À Paul Meurice.

H.-H., jeudi 25 avril.

Vous avez hier reçu le bon à tirer final. Je serais d’avis de remplacer par un point simple (.) le point d’exclamation qui termine (!) — sancta simplicitas. Vous trouverez au verso le texte exact des vers de Boileau cités en note. Mme Chenay les a transcrits.

Cher doux ami, vos lettres, lues le soir à table dans cette étroite intimité qui vous aime, font mouiller les yeux et battre les cœurs, tant elles sont tendres et hautes. Vous avez un art merveilleux d’être charmant et profond à la fois. De là tous les applaudissements enthousiastes à la Vie nouvelle. Comme je l’attends, et comme je vais me monter et me jouer la pièce tout de suite, en me tournant de temps en temps vers mon vieil ami l’océan, et en lui disant : hein ? — Votre projet de traité pour Ruy Blas est excellent, et, le moment venu, si vous me le permettez, je vous donnerai pleins pouvoirs. Je dis le moment venu, parce que l’avenir actuel de Ruy Blas, et de mon répertoire, n’est pas clair du tout. Vous avez sans doute lu un journal, l’Esprit nouveau, et le Soleil, 13 avril, qui se disent très informés. Il en résulterait que ce bon gouvernement m’aurait un peu fait tomber dans un traquenard. On ne jouerait que Hernani. Après quoi, on verrait. Or, la police étant maîtresse, et pouvant me faire, à la reprise de Hernani, la première représentation qu’elle voudra, chute littéraire, par un pipe-en-bois bonapartiste et classique, ou tapage politique, par une escouade de mouchards, on verrait qu’on ne verrait rien, et mon répertoire serait, pour l’instant, étranglé entre deux portes, la porte du Théâtre-Français et la porte de l’Odéon. Si vous avez occasion d’en causer avec Vacquerie, et d’approfondir un peu cette situation, je serais charmé d’avoir votre double conseil. — Puisque vous êtes assez bon pour vous charger de lire tout ce qui reste à publier du livre Paris-Guide, voulez-vous dire à M. Lequeux que je renonce à recevoir les placards et les bonnes feuilles. Cela devient inutile, et votre œil vaut mieux que le mien.
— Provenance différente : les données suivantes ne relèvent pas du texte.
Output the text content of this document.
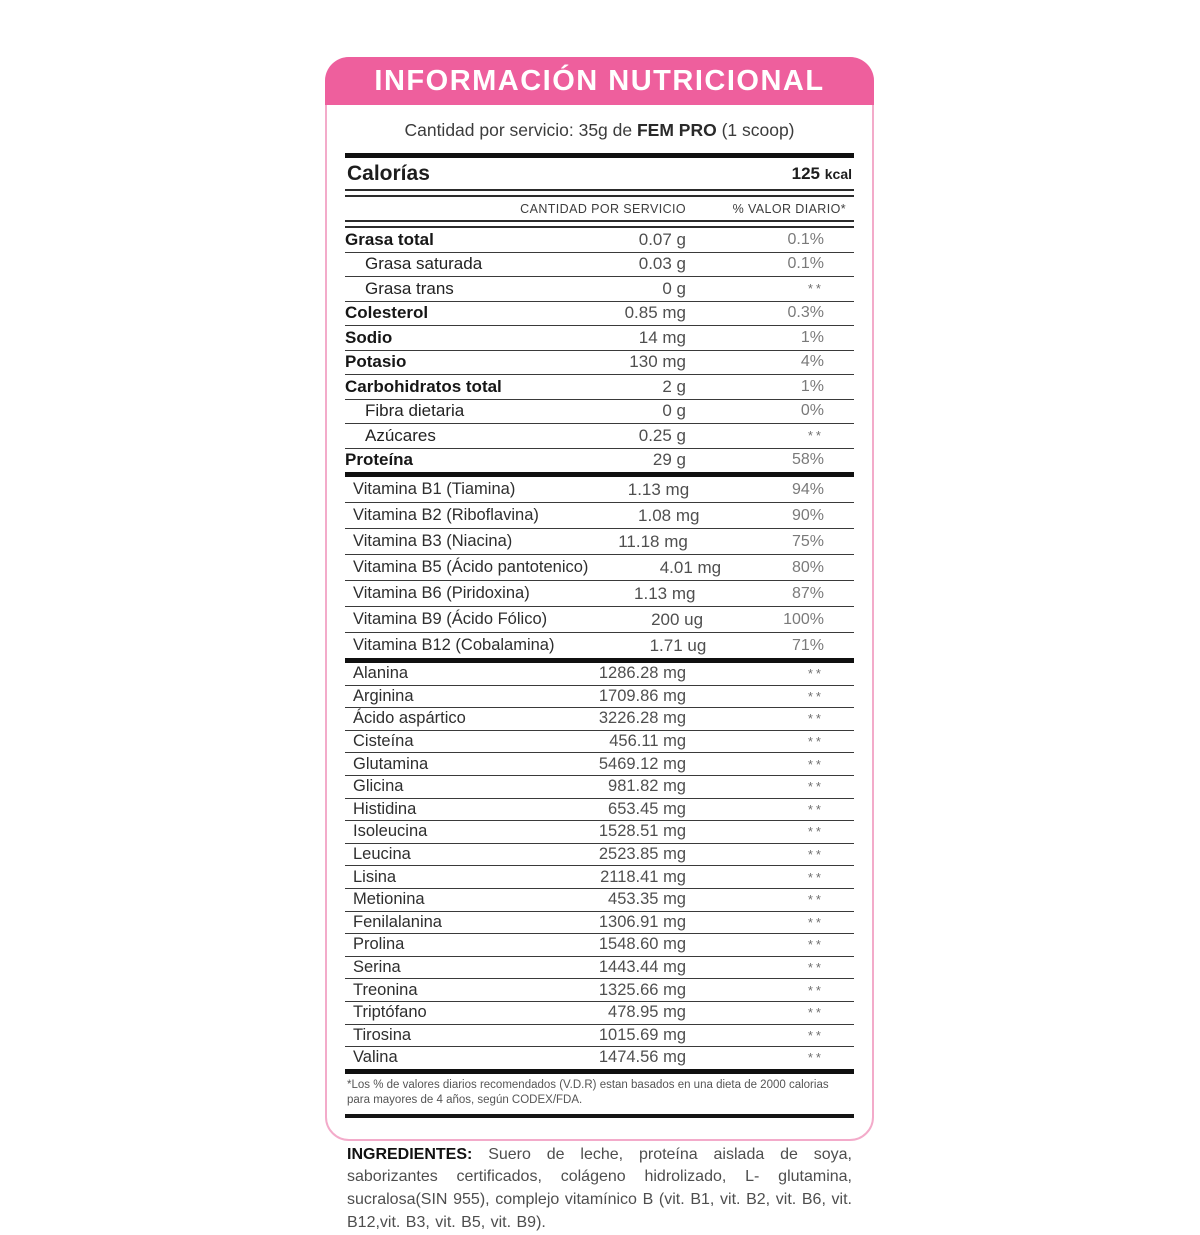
INFORMACIÓN NUTRICIONAL
Cantidad por servicio: 35g de FEM PRO (1 scoop)
Calorías	125 kcal
CANTIDAD POR SERVICIO	% VALOR DIARIO*
Grasa total	0.07 g	0.1%
Grasa saturada	0.03 g	0.1%
Grasa trans	0 g	**
Colesterol	0.85 mg	0.3%
Sodio	14 mg	1%
Potasio	130 mg	4%
Carbohidratos total	2 g	1%
Fibra dietaria	0 g	0%
Azúcares	0.25 g	**
Proteína	29 g	58%
Vitamina B1 (Tiamina)	1.13 mg	94%
Vitamina B2 (Riboflavina)	1.08 mg	90%
Vitamina B3 (Niacina)	11.18 mg	75%
Vitamina B5 (Ácido pantotenico)	4.01 mg	80%
Vitamina B6 (Piridoxina)	1.13 mg	87%
Vitamina B9 (Ácido Fólico)	200 ug	100%
Vitamina B12 (Cobalamina)	1.71 ug	71%
Alanina	1286.28 mg	**
Arginina	1709.86 mg	**
Ácido aspártico	3226.28 mg	**
Cisteína	456.11 mg	**
Glutamina	5469.12 mg	**
Glicina	981.82 mg	**
Histidina	653.45 mg	**
Isoleucina	1528.51 mg	**
Leucina	2523.85 mg	**
Lisina	2118.41 mg	**
Metionina	453.35 mg	**
Fenilalanina	1306.91 mg	**
Prolina	1548.60 mg	**
Serina	1443.44 mg	**
Treonina	1325.66 mg	**
Triptófano	478.95 mg	**
Tirosina	1015.69 mg	**
Valina	1474.56 mg	**
*Los % de valores diarios recomendados (V.D.R) estan basados en una dieta de 2000 calorias para mayores de 4 años, según CODEX/FDA.

INGREDIENTES: Suero de leche, proteína aislada de soya, saborizantes certificados, colágeno hidrolizado, L- glutamina, sucralosa(SIN 955), complejo vitamínico B (vit. B1, vit. B2, vit. B6, vit. B12,vit. B3, vit. B5, vit. B9).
S’il s’agissait de vous, mon œil vaudrait mieux que le vôtre. — Si vous retranchez (par prudence) le passage cerclé de rouge (les soldats tournant le dos à la loi) il faudrait retrancher aussi le petit alinéa (Paris est un flambeau allumé, etc.) qui s’y rattache.

Je vous embrasse avec récidive et je vous aime à perpétuité. Votre vieil enchaîné de Guernesey.

V.

(Il va sans dire qu’Auguste et vous pouvez faire tous les retranchements qui vous sembleront prudents.)